Civil Eats | House Ag Committee Continues Efforts to Block Animal Welfare Rules

Reposted from: https://civileats.com/2025/07/24/house-ag-committee-continues-efforts-to-block-animal-welfare-rules/

July 24, 2025

In a three-hour hearing Wednesday, the House Agriculture Committee brought in representatives of the animal agriculture industry to provide testimony that state-level animal welfare bills, notably California’s Proposition 12 and Massachusetts’ Question 3, are harming farmers, ranchers, and consumers.

Among the groups represented at the hearing were the National Pork Producers Council, the Iowa Farm Bureau, and the American Farm Bureau Federation, along with agricultural economists.

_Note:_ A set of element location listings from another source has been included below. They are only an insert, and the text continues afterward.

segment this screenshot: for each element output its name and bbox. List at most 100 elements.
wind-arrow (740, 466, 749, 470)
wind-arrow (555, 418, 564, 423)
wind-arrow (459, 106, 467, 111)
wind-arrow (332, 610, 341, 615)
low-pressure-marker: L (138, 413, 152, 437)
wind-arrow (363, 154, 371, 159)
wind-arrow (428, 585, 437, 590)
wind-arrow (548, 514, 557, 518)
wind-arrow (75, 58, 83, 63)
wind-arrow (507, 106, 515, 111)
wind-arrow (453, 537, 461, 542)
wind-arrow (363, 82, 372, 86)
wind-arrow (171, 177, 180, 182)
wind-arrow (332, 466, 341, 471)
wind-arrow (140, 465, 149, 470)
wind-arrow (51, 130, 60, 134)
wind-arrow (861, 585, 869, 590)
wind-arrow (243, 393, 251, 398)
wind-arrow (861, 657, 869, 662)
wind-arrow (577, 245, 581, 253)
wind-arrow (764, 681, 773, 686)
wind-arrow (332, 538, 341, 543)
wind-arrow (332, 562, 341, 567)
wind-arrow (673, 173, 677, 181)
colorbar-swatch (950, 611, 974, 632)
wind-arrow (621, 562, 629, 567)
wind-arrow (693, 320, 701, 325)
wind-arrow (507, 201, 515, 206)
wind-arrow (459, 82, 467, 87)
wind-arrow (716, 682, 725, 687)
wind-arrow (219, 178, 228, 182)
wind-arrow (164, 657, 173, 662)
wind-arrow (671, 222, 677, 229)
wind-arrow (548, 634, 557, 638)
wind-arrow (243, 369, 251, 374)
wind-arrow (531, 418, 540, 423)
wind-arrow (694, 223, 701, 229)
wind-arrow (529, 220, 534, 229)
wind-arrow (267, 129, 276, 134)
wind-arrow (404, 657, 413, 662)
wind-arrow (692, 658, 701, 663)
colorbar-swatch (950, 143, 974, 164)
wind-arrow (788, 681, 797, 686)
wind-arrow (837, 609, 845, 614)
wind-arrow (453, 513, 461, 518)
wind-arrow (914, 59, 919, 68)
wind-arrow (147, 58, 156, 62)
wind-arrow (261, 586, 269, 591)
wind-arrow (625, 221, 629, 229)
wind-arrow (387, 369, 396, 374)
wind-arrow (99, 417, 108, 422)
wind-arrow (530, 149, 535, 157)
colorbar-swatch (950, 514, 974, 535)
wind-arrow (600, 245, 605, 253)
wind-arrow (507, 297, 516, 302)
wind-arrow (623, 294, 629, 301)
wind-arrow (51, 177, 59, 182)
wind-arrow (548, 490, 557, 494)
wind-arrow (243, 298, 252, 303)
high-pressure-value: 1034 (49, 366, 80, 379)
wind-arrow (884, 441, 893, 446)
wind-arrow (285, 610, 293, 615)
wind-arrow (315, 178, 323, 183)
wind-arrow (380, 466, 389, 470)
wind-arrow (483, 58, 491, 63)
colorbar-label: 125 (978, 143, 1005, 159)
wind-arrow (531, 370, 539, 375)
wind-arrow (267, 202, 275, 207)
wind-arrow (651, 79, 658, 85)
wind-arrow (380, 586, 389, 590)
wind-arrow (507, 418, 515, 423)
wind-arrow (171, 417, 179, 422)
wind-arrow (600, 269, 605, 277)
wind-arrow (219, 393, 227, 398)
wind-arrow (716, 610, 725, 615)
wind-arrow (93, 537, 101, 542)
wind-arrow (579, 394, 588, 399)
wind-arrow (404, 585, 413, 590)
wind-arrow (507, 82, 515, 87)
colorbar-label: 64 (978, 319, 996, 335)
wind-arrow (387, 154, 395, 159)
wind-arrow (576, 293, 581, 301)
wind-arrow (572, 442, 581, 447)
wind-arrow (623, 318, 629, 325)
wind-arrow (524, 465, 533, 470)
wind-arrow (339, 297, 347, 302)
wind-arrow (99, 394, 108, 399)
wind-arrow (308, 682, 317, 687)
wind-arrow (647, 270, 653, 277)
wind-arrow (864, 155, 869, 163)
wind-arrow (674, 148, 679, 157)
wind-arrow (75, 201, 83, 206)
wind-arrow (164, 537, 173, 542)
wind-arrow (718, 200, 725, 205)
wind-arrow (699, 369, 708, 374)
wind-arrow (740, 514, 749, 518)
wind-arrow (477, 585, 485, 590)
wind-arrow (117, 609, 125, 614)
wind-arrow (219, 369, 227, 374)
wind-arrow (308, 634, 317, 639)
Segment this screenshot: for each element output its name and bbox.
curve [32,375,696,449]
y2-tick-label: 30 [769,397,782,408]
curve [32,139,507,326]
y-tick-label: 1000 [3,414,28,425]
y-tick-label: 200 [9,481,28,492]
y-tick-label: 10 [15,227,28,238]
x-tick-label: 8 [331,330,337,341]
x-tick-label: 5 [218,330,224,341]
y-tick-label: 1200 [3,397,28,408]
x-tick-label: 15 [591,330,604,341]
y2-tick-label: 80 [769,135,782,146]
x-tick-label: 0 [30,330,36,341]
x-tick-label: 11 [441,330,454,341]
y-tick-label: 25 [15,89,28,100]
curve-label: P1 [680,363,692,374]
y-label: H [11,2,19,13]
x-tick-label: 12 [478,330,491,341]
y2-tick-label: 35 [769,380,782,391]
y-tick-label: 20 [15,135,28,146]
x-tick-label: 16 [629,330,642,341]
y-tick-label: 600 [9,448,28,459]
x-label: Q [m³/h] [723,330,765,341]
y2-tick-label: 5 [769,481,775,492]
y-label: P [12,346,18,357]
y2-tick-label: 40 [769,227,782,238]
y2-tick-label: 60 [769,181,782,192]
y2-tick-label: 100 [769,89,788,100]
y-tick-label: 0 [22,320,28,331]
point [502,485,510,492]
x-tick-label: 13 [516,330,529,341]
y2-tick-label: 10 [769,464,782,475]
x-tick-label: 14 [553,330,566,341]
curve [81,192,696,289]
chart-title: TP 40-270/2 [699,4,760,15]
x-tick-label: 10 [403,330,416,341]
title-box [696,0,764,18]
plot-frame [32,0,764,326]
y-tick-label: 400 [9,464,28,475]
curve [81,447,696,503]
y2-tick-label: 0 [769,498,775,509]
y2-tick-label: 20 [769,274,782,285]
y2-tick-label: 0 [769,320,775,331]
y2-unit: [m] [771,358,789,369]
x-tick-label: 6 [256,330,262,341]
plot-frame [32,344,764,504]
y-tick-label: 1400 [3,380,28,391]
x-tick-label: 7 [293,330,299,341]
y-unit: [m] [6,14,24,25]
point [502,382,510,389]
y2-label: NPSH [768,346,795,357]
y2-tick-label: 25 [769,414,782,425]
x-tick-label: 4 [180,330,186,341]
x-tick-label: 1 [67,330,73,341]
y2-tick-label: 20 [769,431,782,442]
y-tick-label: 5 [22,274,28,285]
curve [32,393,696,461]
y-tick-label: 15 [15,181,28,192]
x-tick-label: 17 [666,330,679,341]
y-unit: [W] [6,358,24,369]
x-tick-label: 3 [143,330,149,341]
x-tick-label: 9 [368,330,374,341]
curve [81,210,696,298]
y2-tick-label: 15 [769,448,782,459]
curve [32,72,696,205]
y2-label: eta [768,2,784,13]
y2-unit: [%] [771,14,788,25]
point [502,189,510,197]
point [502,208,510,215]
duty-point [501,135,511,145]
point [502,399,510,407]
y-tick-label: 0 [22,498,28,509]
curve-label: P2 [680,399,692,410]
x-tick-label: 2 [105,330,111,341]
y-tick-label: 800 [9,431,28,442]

The hearing represents the latest salvo in a years-long effort to overturn animal welfare rules that were established in 2018 by Prop. 12. In advance of the hearing, House Agriculture Committee Chair G.T. Thompson (R-Pennsylvania) issued a statement claiming Prop. 12 “has wreaked havoc on America’s food supply chain, forcing chaos and cost onto producers and consumers nationwide.”

“In the name of so-called animal welfare, radical activists are using state law to impose their extreme agenda on all 50 states and our international trading partners,” he wrote, adding that Congress must now “restore order and protect the balance between states’ rights and interstate commerce.”

Republicans and witnesses repeatedly said during today’s hearing that the retail cost of some pork products has increased by an average of 20 percent as a result of Prop. 12. These numbers are inconsistent with research, however, and, as Civil Eats reported in May, are based on limited data: a seven-month period during which the law was being phased in. 

The Bureau of Labor Statistics and the USDA’s Economic Research Service both report much lower real and projected increases. BLS data show about a 1 percent increase in pork prices between June 2024 and May 2025, and USDA data show pork prices rose about .6 percent between May 2024 and June 2025. Politico’s Grace Yarrow is reporting that the USDA released new data showing that Prop. 12 increased pork prices in California by nearly 19 percent compared to last year.

Democrats in both houses of Congress are speaking out in opposition to any efforts to roll back the animal welfare rules. In today’s hearing, Rep. Jim McGovern (D-Illinois) said that 82 percent of small pork producers (those who raise fewer than 500 pigs) are benefiting from Prop. 12. A group of 28 Democratic and Independent senators sent a letter to the Senate Agriculture Committee earlier this month urging them to reject efforts to repeal the rules, which they say threaten not only these state-level food and farm bills, but would undermine countless state and local laws and create “an overnight regulatory vacuum.”

Meanwhile, Rep. Ashley Hinson (R-Iowa) on Wednesday introduced the Save Our Bacon Act, which is the same language first introduced as Section 12007 in last year’s draft farm bill text.  The new bill would restrict states from passing laws on animal welfare that affect producers in other states. In a press release, Hinson’s office noted that the bill aims to “alleviate this overregulation by prohibiting state and local governments from interfering with the production of livestock in other states.”

Other groups, including animal-welfare advocacy groups and organizations representing small farmers, issued statements in opposition to today’s hearing.

“There are thousands of farmers across the country who support and depend on commonsense bans against the cruel confinement of farm animals,” said Matt Bershadker, head of the American Society for the Prevention of Cruelty to Animals (ASPCA). “We encourage Congress to listen to these farmers and protect state laws like Proposition 12, which create vital market opportunities for higher-welfare farming that align with the values of the American public.”

Farmers associated with Farm Action Fund sent a letter to the House Agriculture committee in support of Prop. 12, which they said has “created a stable, premium market that allows us to sustain our farms, invest in better infrastructure and livestock care, and continue farming in an increasingly consolidated industry. . . . [We] now rely on this market as a part of our farms’ financial futures.”